Pensieri incompiuti.
Tra le sinapsi di un ricordo
ti passa sopra,
la vita.
Nella festa dei fuochi,
scintille
rincorrono la notte.
L’ATTESA DEL MARE
Era l’attesa
del mare.
Un’idea sconosciuta.
Un sogno frantumato
al mattino
nel dormiveglia spaurito.
Un mondo lontano
per me che sapevo di terra.
Volevo conoscere
il mare.
Sulla sabbia bagnai le mie scarpe,
un giorno per caso,
nell’onda che andava e tornava.
Rimasi a guardare.
Ogni cosa poteva cambiare
come l’acqua che passa.
La vita è una danza
e decisi che potevo ballare.
«Trattasi di poesia del quotidiano, in cui le piccole cose assurgono a motivo d'intima riflessione e ogni verso ha una missione: ricomporre piano piano la quiete quotidiana.

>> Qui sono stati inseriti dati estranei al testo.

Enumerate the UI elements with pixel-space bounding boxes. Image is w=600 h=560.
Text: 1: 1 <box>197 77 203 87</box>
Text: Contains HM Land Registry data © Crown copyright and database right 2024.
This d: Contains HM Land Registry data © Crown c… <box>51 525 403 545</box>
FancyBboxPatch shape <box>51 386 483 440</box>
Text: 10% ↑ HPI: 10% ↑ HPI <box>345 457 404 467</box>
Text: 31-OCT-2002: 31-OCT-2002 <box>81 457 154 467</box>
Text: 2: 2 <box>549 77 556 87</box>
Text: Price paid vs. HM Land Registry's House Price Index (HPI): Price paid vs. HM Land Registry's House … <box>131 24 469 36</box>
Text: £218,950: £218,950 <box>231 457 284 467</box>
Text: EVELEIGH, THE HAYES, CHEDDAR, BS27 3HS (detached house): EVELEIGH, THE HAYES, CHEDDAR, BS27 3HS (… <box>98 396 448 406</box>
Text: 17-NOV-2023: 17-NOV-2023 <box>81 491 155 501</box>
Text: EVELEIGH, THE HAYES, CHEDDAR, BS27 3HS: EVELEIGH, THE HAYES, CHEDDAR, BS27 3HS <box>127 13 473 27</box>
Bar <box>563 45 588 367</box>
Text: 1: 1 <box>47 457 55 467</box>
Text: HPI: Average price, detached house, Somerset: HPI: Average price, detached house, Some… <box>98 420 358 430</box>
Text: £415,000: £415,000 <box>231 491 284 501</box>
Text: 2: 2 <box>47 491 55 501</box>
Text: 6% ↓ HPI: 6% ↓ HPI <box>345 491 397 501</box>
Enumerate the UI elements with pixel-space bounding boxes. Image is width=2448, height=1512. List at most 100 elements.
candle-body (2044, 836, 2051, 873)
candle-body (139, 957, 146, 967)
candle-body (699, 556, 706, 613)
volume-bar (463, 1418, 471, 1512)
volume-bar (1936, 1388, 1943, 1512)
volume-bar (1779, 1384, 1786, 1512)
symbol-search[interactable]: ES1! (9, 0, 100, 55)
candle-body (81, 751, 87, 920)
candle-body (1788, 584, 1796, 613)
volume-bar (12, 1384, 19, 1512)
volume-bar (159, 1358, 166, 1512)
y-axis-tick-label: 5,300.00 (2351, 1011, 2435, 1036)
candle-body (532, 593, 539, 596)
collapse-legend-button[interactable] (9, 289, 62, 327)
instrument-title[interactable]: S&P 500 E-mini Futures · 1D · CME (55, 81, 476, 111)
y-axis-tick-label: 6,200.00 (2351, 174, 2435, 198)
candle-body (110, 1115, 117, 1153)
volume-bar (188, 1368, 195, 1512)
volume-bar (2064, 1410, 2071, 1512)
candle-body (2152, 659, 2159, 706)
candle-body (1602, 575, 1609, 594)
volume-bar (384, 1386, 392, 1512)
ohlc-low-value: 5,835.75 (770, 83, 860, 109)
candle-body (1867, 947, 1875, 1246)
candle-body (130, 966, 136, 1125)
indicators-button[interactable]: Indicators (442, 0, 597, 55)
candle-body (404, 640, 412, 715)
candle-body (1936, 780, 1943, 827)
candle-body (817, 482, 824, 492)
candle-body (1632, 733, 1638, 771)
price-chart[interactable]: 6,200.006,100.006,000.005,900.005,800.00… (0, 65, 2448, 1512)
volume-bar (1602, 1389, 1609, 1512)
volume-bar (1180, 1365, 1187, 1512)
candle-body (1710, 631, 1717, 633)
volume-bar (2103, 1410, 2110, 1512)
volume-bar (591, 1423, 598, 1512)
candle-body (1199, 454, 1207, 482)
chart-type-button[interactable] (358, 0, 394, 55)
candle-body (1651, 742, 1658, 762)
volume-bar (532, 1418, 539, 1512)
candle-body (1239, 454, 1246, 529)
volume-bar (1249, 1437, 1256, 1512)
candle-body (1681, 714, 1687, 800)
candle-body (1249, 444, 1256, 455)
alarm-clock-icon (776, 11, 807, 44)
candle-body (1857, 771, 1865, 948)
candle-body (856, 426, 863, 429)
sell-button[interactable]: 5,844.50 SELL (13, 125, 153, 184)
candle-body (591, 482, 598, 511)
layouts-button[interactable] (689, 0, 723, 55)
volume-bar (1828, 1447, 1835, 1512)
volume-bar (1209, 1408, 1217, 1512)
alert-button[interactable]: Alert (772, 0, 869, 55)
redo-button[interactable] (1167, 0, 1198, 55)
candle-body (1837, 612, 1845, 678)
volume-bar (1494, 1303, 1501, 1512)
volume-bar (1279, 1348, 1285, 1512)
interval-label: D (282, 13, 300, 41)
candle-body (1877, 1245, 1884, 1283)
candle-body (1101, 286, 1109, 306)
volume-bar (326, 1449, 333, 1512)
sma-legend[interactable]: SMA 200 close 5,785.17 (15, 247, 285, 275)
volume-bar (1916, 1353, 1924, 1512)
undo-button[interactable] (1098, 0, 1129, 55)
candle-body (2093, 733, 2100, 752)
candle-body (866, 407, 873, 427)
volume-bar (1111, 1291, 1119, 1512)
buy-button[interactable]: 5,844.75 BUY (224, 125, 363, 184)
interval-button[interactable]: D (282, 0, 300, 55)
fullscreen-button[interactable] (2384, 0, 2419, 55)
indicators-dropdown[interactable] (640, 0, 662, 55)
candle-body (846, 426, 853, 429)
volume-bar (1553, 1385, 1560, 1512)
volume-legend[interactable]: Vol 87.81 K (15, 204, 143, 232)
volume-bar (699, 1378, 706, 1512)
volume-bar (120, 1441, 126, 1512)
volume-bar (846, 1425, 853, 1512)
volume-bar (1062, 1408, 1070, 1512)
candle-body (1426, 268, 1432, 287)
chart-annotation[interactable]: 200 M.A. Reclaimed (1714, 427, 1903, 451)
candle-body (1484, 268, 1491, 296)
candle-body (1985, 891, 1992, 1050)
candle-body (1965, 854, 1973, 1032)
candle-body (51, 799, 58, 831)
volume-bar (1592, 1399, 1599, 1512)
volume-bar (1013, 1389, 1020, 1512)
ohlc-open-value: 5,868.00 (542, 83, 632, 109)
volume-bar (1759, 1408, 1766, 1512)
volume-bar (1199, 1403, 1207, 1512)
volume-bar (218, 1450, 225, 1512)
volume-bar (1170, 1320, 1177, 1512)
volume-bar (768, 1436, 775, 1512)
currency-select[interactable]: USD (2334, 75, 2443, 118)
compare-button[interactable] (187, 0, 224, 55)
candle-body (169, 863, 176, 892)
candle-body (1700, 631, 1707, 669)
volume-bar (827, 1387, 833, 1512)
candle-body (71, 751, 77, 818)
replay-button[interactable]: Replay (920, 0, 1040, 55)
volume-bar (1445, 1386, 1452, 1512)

Questa silloge narra di illusioni dissipate e occasioni disperse, ma lo fa con marginale rimpianto, perchè chi scrive è occupato in altri algoritmi, quelli dell'imparare a vivere...e pazienza se nel calcolo rientrano gli inganni e gli imprevisti, il poeta ha una missione: cantare la vita in tutta la sua verità.» (Claudia Piccinno)
Bestiario di Giancarlo Zizola (Asolo TV)
Carlo G. Zizola (Giancarlo per l’anagrafe), è nato e vive ad Asolo. Laureato in Sociologia a Trento, si occupa della attività di famiglia. Sposato, ha avuto tre figli. Ha sponsorizzato il teatro cittadino, organizzato eventi, da circa vent’anni si dedica alla poesia e ha pubblicato tre libri: Per le strade (Edizioni del Leone 2004), Vortici (Edizioni del Leone 2007) e La neve e il tempo (Edizioni El Squero 2016). È stato segnalato in diversi Concorsi di Poesia (tra questi il M. Luzi). Nel 2009 si è classificato 2° al Giunco (Brugherio, MI), ed è stato premiato ad Eboli (Il Saggio). Nel 2010 ha vinto il 1° premio al concorso di poesia Art Media di Castelfranco V., è stato premiato nuovamente a Eboli (Il Saggio) e segnalato al Giunco). Sue poesie sono apparse in quotidiani nazionali, antologie edite da riviste specializzate e in programmi radiofonici. Ha riscosso commenti lusinghieri da poeti e critici quali Paolo Ruffilli, Emilia Fragomeni, Ottorino Stefani. Nel 2016 ha pubblicato con Campanotto il suo primo romanzo Quando l’amore odia, inserito nella biblioteca dell’Istituto Italiano di Cultura di Parigi. Nel 2017 ha ultimato un romanzo giallo – La quarta punta del triangolo – e il quarto libro di poesia: Bestiario Poetico.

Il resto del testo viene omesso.